December 15 – December 16, 1988

    NASI 1st Annual Conference

    Social Security and the budget are much on the minds of members of Congress and the public. Growth of the Federal debt has been unprecedented. At that same time, the Social Security reserves are larger than ever and increasing fast.

    In the early 1980s, Social Security experienced a short-term financing crisis. The National Commission on Social Security Reform, organized by President Reagan and chaired by Alan Greenspan, proposed a series of changes most of which Congress enacted. The short-term crisis was resolved and trust fund reserves began to grow. These reserves were seen as a cushion to help meet the costs of benefits for the baby boom generation, whose retiremtnt will begin early in the twenty-first century.

    The Greenspan commission did not project economic growth to be as rapid as it turned out to be and therefore underestimated the accumulation of reserves.

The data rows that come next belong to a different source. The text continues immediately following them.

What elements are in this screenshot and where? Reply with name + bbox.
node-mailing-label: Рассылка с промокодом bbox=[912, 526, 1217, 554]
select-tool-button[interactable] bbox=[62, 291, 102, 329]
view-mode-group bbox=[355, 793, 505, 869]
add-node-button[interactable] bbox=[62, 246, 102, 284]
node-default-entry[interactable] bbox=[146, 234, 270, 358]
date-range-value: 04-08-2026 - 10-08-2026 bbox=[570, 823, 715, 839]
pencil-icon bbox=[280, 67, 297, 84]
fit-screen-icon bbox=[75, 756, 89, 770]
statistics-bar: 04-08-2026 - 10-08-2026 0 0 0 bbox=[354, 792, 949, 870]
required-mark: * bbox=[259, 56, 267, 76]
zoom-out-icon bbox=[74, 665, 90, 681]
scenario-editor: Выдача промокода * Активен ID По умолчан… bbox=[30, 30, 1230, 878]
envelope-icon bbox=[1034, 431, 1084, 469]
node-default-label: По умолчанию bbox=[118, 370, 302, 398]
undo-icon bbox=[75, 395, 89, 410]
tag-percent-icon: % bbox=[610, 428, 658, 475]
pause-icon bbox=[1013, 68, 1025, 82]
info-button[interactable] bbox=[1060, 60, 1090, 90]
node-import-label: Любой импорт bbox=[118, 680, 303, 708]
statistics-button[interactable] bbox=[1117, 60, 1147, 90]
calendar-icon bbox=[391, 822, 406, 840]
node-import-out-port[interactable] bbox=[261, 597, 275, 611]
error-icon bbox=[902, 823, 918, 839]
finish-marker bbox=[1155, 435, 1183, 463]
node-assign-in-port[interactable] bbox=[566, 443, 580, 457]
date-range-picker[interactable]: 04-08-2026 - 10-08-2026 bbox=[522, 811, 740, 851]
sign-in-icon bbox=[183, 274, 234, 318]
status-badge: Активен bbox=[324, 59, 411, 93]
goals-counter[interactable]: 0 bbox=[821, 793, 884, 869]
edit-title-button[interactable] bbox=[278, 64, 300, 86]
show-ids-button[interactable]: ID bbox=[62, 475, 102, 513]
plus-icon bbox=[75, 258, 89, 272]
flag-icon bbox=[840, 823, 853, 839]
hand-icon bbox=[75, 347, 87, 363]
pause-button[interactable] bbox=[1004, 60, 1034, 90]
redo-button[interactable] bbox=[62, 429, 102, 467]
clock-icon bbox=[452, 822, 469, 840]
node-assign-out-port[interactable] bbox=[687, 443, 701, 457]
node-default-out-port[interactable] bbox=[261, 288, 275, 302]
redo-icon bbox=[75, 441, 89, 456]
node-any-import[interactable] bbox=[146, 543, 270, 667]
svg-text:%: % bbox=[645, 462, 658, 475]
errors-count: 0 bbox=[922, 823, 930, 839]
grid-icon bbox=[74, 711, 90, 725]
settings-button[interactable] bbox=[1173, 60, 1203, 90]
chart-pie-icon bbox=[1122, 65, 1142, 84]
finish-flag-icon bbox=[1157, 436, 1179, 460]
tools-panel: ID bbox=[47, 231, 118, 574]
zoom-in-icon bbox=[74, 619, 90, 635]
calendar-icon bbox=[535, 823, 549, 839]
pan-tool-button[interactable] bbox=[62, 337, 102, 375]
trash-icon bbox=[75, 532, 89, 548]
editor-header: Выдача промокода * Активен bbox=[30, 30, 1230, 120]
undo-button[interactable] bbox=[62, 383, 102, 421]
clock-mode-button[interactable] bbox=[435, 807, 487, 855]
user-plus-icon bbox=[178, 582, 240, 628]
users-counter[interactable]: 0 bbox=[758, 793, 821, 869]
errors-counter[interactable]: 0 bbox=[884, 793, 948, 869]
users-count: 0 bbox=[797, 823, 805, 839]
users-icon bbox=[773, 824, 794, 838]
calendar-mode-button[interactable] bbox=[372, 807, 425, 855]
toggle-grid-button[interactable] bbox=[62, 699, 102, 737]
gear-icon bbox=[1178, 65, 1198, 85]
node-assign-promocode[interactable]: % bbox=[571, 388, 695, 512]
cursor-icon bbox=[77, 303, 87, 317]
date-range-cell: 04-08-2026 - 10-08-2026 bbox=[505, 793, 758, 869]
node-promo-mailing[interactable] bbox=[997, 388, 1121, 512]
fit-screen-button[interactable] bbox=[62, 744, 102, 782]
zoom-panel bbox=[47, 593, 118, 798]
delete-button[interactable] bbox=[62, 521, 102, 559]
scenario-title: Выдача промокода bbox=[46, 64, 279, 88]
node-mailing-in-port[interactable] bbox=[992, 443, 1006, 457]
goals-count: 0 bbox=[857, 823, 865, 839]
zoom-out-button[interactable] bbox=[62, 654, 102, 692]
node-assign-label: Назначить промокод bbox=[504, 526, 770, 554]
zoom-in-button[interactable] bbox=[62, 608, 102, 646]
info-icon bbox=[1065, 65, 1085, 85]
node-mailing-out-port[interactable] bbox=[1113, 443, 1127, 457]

Paradoxically, however, the commission was more optimistic about the long-run balance between revenues and expenditures than current projections. At the same time that both reserve accumulation and the projected need for those reserves have surpassed expectations, federal deficits on other operations of government have reached unprecedented levels. Because Social Security reserves are included in the Gramm-Rudmann-Hollings deficit reduction targets, a surplus in the Social Security trust fund makes a deficit in the gerneral revenues look smaller than it actually is. By the end of 1988, Social Security reserves totalled $104 billion.

    On December 15 and 16, 1988, the National Academy of Social Insurance held a two-day conference on the relationship between Social Security and the deficit, as part of its First Annual Meeting. More than 200 social insurance experts, policy analysts, members of Congress and their staff, executive branch staff and business and labor leaders came to the Washington Court Hotel in Washington, D.C. to participate in the event.

    The program examined four topic areas:

    • Setting Long-Run Deficit Reduction Targets: The Politics of Budget Design
    • Costs of the Aging Population: Implications for Current Budget Policy
    • Public Opinion on Social Security and the Budget
    • Formulating a Deficit Reduction Package: What Is the Role of Social Security

    Chair:

    Henry J. Aaron
    The Brookings Institution

    A book of published proceedings, Social Security and the Budget, edited by Henry J. Aaron, is available.